Welch was testing a jet fighter called the XP-86 for North American, while Yeager flew a rocket-powered F-1 for the Air Force. Throughout September 1947, it became clear to all at Edwards that one of these men would soon break Mach 1, even though Welch was forbidden by his employer from doing so.

In fact, Welch could have broken the barrier anytime he wanted; he just couldn’t record it, document it or discuss it publicly in any way. And this, says Hampton, is exactly what he believes happened.

Welch told club hostess Palmer to “be his data recorder . . . to listen for a ‘sharp boom like a clap of thunder’ and to write down the time and the reactions around her,” writes Hampton.

On the morning of Oct. 1, 1947, Welch took the XP-86 up to 35,000 feet for what was supposed to be a standard test flight.

“Eyes darting around the cockpit, George let the airspeed jump to 320 knots then he rolled left, the stick hard against his leg and dropped the nose into a 40-degree dive,” Hampton writes. “Leaning forward, he stared through the clear canopy and pointed directly at the only green area visible: [the] Happy Bottom Riding Club.”

After landing, Welch called Palmer to find out what she heard.

“She told him that the sound was exactly how he described and it shook the walls,” writes Hampton, who adds that many in the area reported the same.

“It comes from a lot of people,” he says. “Windows were broken and other things that happen when the sound barrier has been exceeded.
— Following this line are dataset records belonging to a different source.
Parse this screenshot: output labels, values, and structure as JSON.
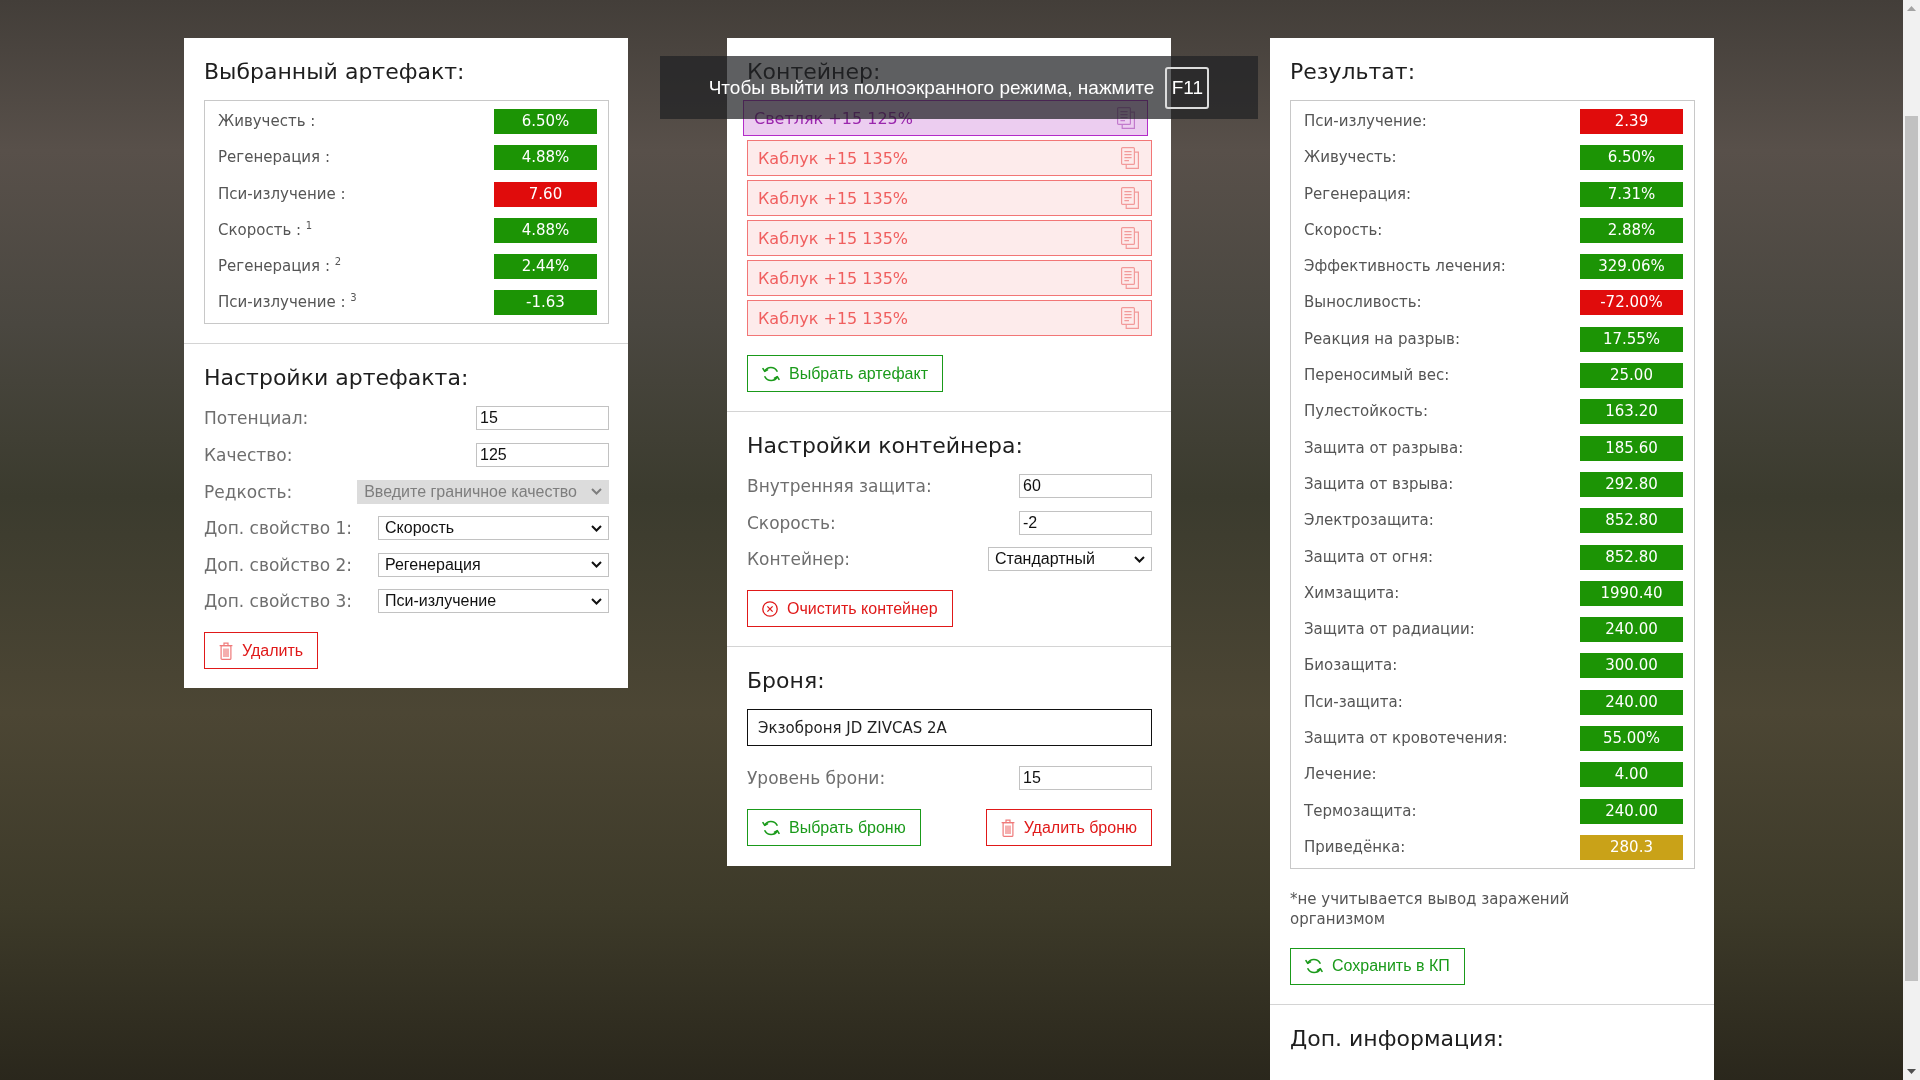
{
  "fullscreen_notice": {
    "text": "Чтобы выйти из полноэкранного режима, нажмите",
    "key": "F11"
  },
  "artifact_panel": {
    "title": "Выбранный артефакт:",
    "stats": [
      {
        "label": "Живучесть :",
        "value": "6.50%",
        "color": "#1c9405"
      },
      {
        "label": "Регенерация :",
        "value": "4.88%",
        "color": "#1c9405"
      },
      {
        "label": "Пси-излучение :",
        "value": "7.60",
        "color": "#e00c0c"
      },
      {
        "label": "Скорость : $^{1}$",
        "value": "4.88%",
        "color": "#1c9405"
      },
      {
        "label": "Регенерация : $^{2}$",
        "value": "2.44%",
        "color": "#1c9405"
      },
      {
        "label": "Пси-излучение : $^{3}$",
        "value": "-1.63",
        "color": "#1c9405"
      }
    ],
    "settings_title": "Настройки артефакта:",
    "settings": [
      {
        "kind": "input",
        "label": "Потенциал:",
        "value": "15",
        "disabled": false
      },
      {
        "kind": "input",
        "label": "Качество:",
        "value": "125",
        "disabled": false
      },
      {
        "kind": "select",
        "label": "Редкость:",
        "value": "Введите граничное качество",
        "disabled": true
      },
      {
        "kind": "select",
        "label": "Доп. свойство 1:",
        "value": "Скорость",
        "disabled": false
      },
      {
        "kind": "select",
        "label": "Доп. свойство 2:",
        "value": "Регенерация",
        "disabled": false
      },
      {
        "kind": "select",
        "label": "Доп. свойство 3:",
        "value": "Пси-излучение",
        "disabled": false
      }
    ],
    "delete_button": "Удалить"
  },
  "container_panel": {
    "title": "Контейнер:",
    "items": [
      {
        "name": "Светляк +15 125%",
        "selected": true
      },
      {
        "name": "Каблук +15 135%",
        "selected": false
      },
      {
        "name": "Каблук +15 135%",
        "selected": false
      },
      {
        "name": "Каблук +15 135%",
        "selected": false
      },
      {
        "name": "Каблук +15 135%",
        "selected": false
      },
      {
        "name": "Каблук +15 135%",
        "selected": false
      }
    ],
    "select_button": "Выбрать артефакт",
    "settings_title": "Настройки контейнера:",
    "settings": [
      {
        "kind": "input",
        "label": "Внутренняя защита:",
        "value": "60",
        "disabled": false
      },
      {
        "kind": "input",
        "label": "Скорость:",
        "value": "-2",
        "disabled": false
      },
      {
        "kind": "select",
        "label": "Контейнер:",
        "value": "Стандартный",
        "disabled": false
      }
    ],
    "clear_button": "Очистить контейнер"
  },
  "armor": {
    "title": "Броня:",
    "name": "Экзоброня JD ZIVCAS 2A",
    "settings": [
      {
        "kind": "input",
        "label": "Уровень брони:",
        "value": "15",
        "disabled": false
      }
    ],
    "select_button": "Выбрать броню",
    "delete_button": "Удалить броню"
  },
  "result_panel": {
    "title": "Результат:",
    "stats": [
      {
        "label": "Пси-излучение:",
        "value": "2.39",
        "color": "#e00c0c"
      },
      {
        "label": "Живучесть:",
        "value": "6.50%",
        "color": "#1c9405"
      },
      {
        "label": "Регенерация:",
        "value": "7.31%",
        "color": "#1c9405"
      },
      {
        "label": "Скорость:",
        "value": "2.88%",
        "color": "#1c9405"
      },
      {
        "label": "Эффективность лечения:",
        "value": "329.06%",
        "color": "#1c9405"
      },
      {
        "label": "Выносливость:",
        "value": "-72.00%",
        "color": "#e00c0c"
      },
      {
        "label": "Реакция на разрыв:",
        "value": "17.55%",
        "color": "#1c9405"
      },
      {
        "label": "Переносимый вес:",
        "value": "25.00",
        "color": "#1c9405"
      },
      {
        "label": "Пулестойкость:",
        "value": "163.20",
        "color": "#1c9405"
      },
      {
        "label": "Защита от разрыва:",
        "value": "185.60",
        "color": "#1c9405"
      },
      {
        "label": "Защита от взрыва:",
        "value": "292.80",
        "color": "#1c9405"
      },
      {
        "label": "Электрозащита:",
        "value": "852.80",
        "color": "#1c9405"
      },
      {
        "label": "Защита от огня:",
        "value": "852.80",
        "color": "#1c9405"
      },
      {
        "label": "Химзащита:",
        "value": "1990.40",
        "color": "#1c9405"
      },
      {
        "label": "Защита от радиации:",
        "value": "240.00",
        "color": "#1c9405"
      },
      {
        "label": "Биозащита:",
        "value": "300.00",
        "color": "#1c9405"
      },
      {
        "label": "Пси-защита:",
        "value": "240.00",
        "color": "#1c9405"
      },
      {
        "label": "Защита от кровотечения:",
        "value": "55.00%",
        "color": "#1c9405"
      },
      {
        "label": "Лечение:",
        "value": "4.00",
        "color": "#1c9405"
      },
      {
        "label": "Термозащита:",
        "value": "240.00",
        "color": "#1c9405"
      },
      {
        "label": "Приведёнка:",
        "value": "280.3",
        "color": "#c9a218"
      }
    ],
    "note": "*не учитывается вывод заражений организмом",
    "save_button": "Сохранить в КП",
    "extra_title": "Доп. информация:"
  }
}
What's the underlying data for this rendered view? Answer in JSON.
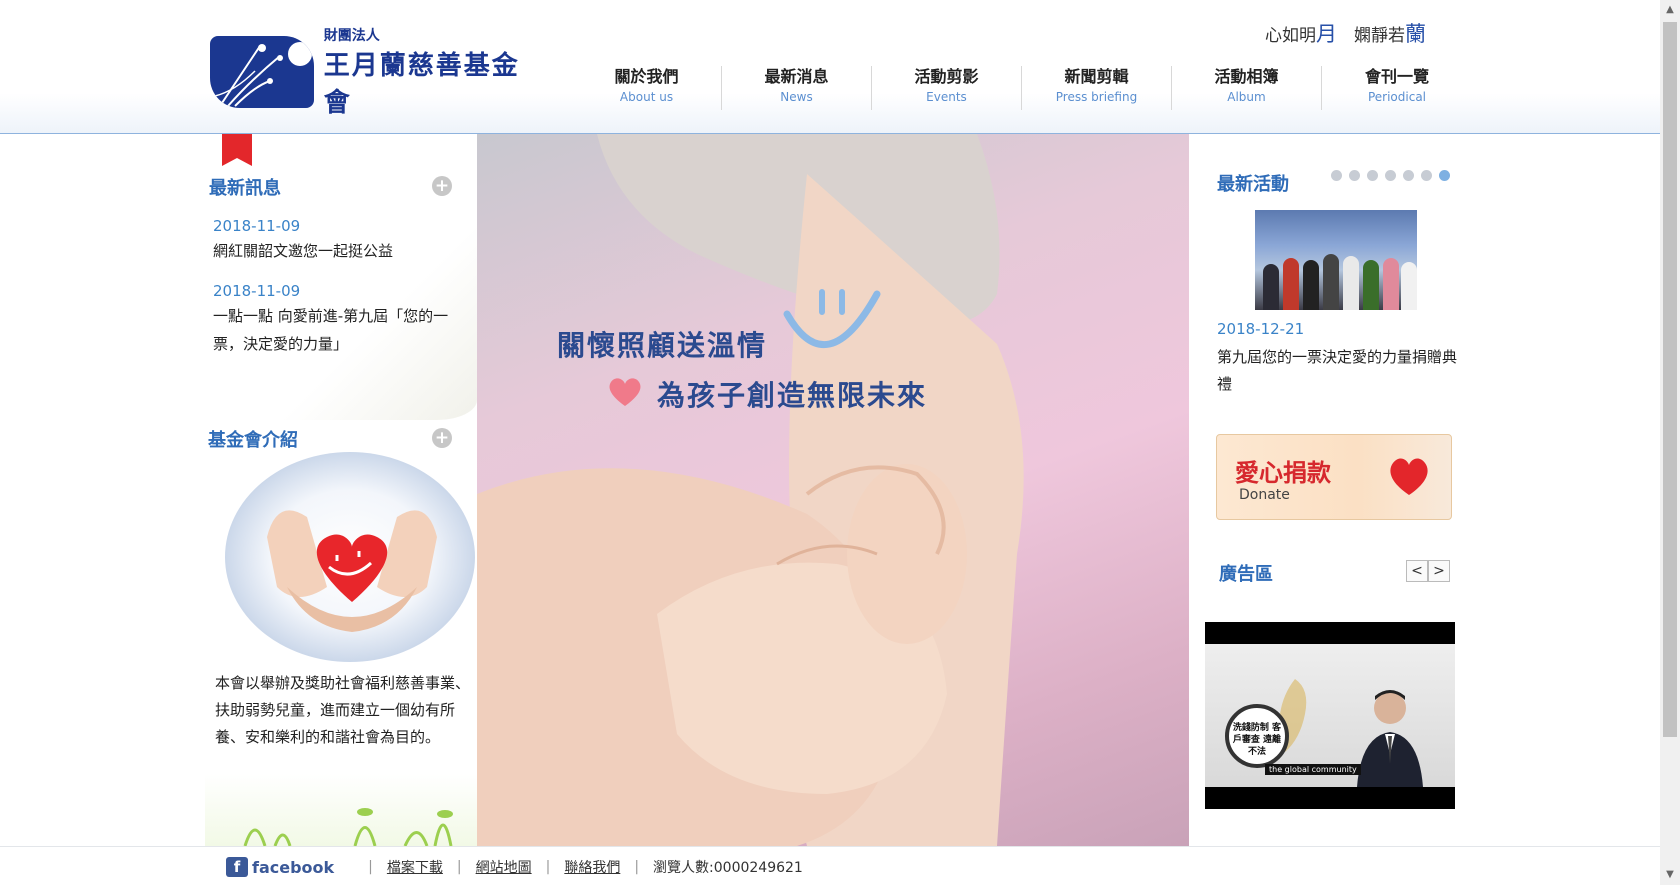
{
  "header": {
    "logo_sub": "財團法人",
    "logo_name": "王月蘭慈善基金會",
    "motto_a": "心如明",
    "motto_b": "月",
    "motto_c": "　嫻靜若",
    "motto_d": "蘭"
  },
  "nav": [
    {
      "zh": "關於我們",
      "en": "About us"
    },
    {
      "zh": "最新消息",
      "en": "News"
    },
    {
      "zh": "活動剪影",
      "en": "Events"
    },
    {
      "zh": "新聞剪輯",
      "en": "Press briefing"
    },
    {
      "zh": "活動相簿",
      "en": "Album"
    },
    {
      "zh": "會刊一覽",
      "en": "Periodical"
    }
  ],
  "news": {
    "title": "最新訊息",
    "plus": "+",
    "items": [
      {
        "date": "2018-11-09",
        "text": "網紅關韶文邀您一起挺公益"
      },
      {
        "date": "2018-11-09",
        "text": "一點一點 向愛前進-第九屆「您的一票，決定愛的力量」"
      }
    ]
  },
  "intro": {
    "title": "基金會介紹",
    "plus": "+",
    "text": "本會以舉辦及獎助社會福利慈善事業、扶助弱勢兒童，進而建立一個幼有所養、安和樂利的和諧社會為目的。"
  },
  "hero": {
    "line1": "關懷照顧送溫情",
    "line2": "為孩子創造無限未來"
  },
  "activities": {
    "title": "最新活動",
    "dot_count": 7,
    "active_dot": 7,
    "date": "2018-12-21",
    "text": "第九屆您的一票決定愛的力量捐贈典禮"
  },
  "donate": {
    "zh": "愛心捐款",
    "en": "Donate"
  },
  "ads": {
    "title": "廣告區",
    "prev": "<",
    "next": ">",
    "badge": "洗錢防制 客戶審查 遠離不法",
    "caption": "the global community"
  },
  "footer": {
    "fb_icon": "f",
    "fb_label": "facebook",
    "links": [
      "檔案下載",
      "網站地圖",
      "聯絡我們"
    ],
    "visitors": "瀏覽人數:0000249621"
  },
  "colors": {
    "brand_blue": "#1b3790",
    "link_blue": "#2f6cb8",
    "date_blue": "#3a83c8",
    "donate_red": "#d6282d"
  }
}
Everybody knew it had been done.”

Thirteen days later, Yeager went into the record books.

Hampton, a retired Air Force lieutenant colonel who fought in Kosovo, Iraq and the first Gulf War, is still trying to definitively prove that Welch — who died in 1954 after crashing at 1.55 Mach speed — accomplished this feat. Meanwhile, he says that Yeager, who is still alive at 95, is dismissive of his claims.

“He wanted to be the one that did it, and he has always said, and he has a point — show me the evidence,” Hampton says. “Well, I think he knows very well that there is no evidence, because if [there] was, it was destroyed long ago, so he feels pretty safe in saying stuff like that. He wants to be remembered, understandably so, as the guy that did this first, but I don’t think he did it.

“I keep hoping somebody will read this book and say, ‘My dad worked for North American and took some papers out of there 50 years ago, and here they are.’ But it hasn’t happened yet,” adds Hampton.

“All I can do is present both sides and say look, based on what I know about these guys and the circumstances and the airplanes, there’s no reason why George Welch wouldn’t have done this.”